For the purpose of helping owners get much better deals on their mortgages without bankrupting the banks, the US government sponsored agencies (GSE) that buy back conforming mortgages from banks and have come to dominate the mortgage market.
Those agency policies are ultimately controlled by politicians. In an impressive display of bipartisan consensus, republican President H W Bush signed the Housing and Community Development Act of 1992, the Democratic Congress' view that the GSEs "have an affirmative obligation to facilitate the financing of affordable housing for low- and moderate-income families in a manner consistent with their overall public purposes, while maintaining a strong financial condition and a reasonable economic return."
For this reason, GSE compliant mortgages provide unbeatable rates and conditions.
If your investment does not comply with GSE conditions, you may still get financing. However, lender may offer lower LTV, and floating rate payments after a few fixed years. You may find a portfolio lender by speaking with several mortgage brokers, or investors with similar investments to the one you are looking at.

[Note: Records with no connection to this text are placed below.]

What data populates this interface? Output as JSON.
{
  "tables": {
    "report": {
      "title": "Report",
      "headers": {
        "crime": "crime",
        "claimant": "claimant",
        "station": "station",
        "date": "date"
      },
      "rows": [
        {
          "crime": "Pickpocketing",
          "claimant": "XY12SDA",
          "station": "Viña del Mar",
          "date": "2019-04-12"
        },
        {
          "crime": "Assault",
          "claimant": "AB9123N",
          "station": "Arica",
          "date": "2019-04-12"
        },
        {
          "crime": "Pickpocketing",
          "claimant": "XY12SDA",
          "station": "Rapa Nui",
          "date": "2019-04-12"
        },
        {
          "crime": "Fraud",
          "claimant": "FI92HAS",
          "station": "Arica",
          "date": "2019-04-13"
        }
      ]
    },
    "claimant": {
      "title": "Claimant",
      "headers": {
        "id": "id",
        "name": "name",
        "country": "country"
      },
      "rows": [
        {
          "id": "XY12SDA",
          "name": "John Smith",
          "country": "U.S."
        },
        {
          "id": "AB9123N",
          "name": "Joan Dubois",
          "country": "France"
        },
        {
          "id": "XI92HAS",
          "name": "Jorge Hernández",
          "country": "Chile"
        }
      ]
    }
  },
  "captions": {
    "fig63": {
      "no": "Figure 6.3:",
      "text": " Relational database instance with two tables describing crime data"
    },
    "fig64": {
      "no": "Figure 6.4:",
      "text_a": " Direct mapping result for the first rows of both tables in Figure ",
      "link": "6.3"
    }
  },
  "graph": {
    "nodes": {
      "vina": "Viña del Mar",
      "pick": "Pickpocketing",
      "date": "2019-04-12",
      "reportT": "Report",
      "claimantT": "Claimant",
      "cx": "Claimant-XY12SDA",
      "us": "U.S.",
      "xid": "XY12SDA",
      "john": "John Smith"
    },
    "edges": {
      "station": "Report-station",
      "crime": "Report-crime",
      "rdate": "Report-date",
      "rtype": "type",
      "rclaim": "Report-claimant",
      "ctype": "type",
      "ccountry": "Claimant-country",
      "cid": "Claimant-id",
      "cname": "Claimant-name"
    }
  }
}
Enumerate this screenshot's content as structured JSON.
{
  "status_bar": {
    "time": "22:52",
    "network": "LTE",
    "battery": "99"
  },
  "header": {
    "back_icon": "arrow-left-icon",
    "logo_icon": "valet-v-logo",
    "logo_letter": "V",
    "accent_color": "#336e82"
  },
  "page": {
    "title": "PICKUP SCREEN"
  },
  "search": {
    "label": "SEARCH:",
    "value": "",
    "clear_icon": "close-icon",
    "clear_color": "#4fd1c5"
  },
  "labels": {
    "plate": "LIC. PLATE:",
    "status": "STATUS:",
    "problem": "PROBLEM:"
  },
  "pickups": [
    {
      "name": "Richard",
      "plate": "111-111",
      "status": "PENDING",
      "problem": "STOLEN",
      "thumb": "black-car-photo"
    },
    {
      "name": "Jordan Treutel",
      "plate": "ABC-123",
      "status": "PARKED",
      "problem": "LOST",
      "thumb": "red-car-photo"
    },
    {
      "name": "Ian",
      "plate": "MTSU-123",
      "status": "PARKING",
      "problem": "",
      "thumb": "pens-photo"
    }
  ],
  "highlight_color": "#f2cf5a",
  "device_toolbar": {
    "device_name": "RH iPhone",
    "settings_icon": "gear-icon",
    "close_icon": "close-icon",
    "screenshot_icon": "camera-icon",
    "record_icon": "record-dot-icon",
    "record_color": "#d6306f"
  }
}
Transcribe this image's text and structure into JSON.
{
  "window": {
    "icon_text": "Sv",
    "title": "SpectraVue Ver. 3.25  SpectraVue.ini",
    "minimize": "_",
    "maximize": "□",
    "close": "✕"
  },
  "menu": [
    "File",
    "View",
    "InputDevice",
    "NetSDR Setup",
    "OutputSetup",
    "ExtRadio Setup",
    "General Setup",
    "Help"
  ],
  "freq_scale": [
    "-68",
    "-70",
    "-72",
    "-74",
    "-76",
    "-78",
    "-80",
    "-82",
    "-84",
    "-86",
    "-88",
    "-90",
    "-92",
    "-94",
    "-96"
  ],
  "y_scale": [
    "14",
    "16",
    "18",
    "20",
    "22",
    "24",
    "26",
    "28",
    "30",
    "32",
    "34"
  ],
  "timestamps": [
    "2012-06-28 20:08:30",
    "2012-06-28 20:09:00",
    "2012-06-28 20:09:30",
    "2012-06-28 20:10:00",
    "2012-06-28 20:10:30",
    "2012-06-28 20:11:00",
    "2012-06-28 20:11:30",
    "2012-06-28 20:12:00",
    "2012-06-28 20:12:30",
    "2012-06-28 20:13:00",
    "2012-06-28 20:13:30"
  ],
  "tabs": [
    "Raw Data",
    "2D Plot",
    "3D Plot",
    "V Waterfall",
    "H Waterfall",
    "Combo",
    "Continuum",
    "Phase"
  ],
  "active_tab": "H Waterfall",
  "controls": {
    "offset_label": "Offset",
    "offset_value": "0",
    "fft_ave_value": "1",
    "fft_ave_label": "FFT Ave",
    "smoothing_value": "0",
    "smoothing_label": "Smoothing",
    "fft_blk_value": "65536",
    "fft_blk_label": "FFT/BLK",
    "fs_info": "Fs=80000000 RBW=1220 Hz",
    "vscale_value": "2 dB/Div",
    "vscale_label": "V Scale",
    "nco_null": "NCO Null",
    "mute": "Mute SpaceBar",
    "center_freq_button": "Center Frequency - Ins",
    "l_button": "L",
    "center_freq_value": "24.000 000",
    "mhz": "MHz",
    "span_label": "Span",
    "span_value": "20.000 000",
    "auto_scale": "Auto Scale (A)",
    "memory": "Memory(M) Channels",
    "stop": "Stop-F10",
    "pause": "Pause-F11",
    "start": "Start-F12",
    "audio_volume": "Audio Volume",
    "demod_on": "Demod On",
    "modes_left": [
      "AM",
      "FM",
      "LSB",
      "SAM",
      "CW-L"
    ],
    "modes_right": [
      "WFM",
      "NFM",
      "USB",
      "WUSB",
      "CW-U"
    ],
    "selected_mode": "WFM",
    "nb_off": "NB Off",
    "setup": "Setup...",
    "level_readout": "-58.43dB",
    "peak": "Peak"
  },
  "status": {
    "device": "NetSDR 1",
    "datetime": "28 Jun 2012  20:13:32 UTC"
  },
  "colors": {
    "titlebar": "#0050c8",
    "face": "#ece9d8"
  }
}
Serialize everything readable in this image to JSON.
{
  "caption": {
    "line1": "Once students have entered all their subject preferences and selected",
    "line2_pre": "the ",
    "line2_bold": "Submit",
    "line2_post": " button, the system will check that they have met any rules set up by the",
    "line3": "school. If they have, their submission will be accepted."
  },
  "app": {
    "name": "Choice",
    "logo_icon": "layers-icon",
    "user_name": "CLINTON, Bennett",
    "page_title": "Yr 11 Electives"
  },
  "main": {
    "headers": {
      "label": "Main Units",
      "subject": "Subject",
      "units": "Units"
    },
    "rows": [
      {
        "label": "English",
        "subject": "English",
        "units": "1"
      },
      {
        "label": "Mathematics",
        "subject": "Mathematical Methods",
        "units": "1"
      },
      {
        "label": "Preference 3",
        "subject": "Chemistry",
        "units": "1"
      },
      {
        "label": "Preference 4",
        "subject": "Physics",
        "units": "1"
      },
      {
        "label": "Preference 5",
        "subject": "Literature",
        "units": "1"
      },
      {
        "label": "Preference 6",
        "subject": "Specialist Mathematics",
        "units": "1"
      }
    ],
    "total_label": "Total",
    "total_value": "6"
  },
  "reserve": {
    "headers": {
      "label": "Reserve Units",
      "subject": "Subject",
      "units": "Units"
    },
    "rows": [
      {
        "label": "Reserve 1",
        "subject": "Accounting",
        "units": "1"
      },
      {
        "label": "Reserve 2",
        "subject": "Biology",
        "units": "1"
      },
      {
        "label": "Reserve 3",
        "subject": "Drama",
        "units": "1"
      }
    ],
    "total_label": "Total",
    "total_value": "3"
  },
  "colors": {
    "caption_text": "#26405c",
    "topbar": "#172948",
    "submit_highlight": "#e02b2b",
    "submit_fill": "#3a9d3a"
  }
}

As a foreigner, I was able to obtain a 5.5% for 5Y (then floating) rate 30Y US based mortgage with 50% LTV. The question in that case is after 5Y, you may have to repay the mortgage because the rates have become much higher, this does significantly adds to your risk.
Even when the investor has sufficient funds to purchase cash, it appears that a reasonable mortgage interest deduction (comparable to the deduction obtained by people who would use financing) can be generated by structuring the investment appropriately.
As a general rule however, you should not be able to deduct more than what an investor would deduct with financing at arm's length. The IRS created many rules intended to avoid abuse, and you may want to check your setup with a professional experienced on such matters.
Foreigners may pay mortgage such interest with no tax by taking advantage of portfolio interest provisions voted by congress or advantageous tax treaties with countries such as Ireland.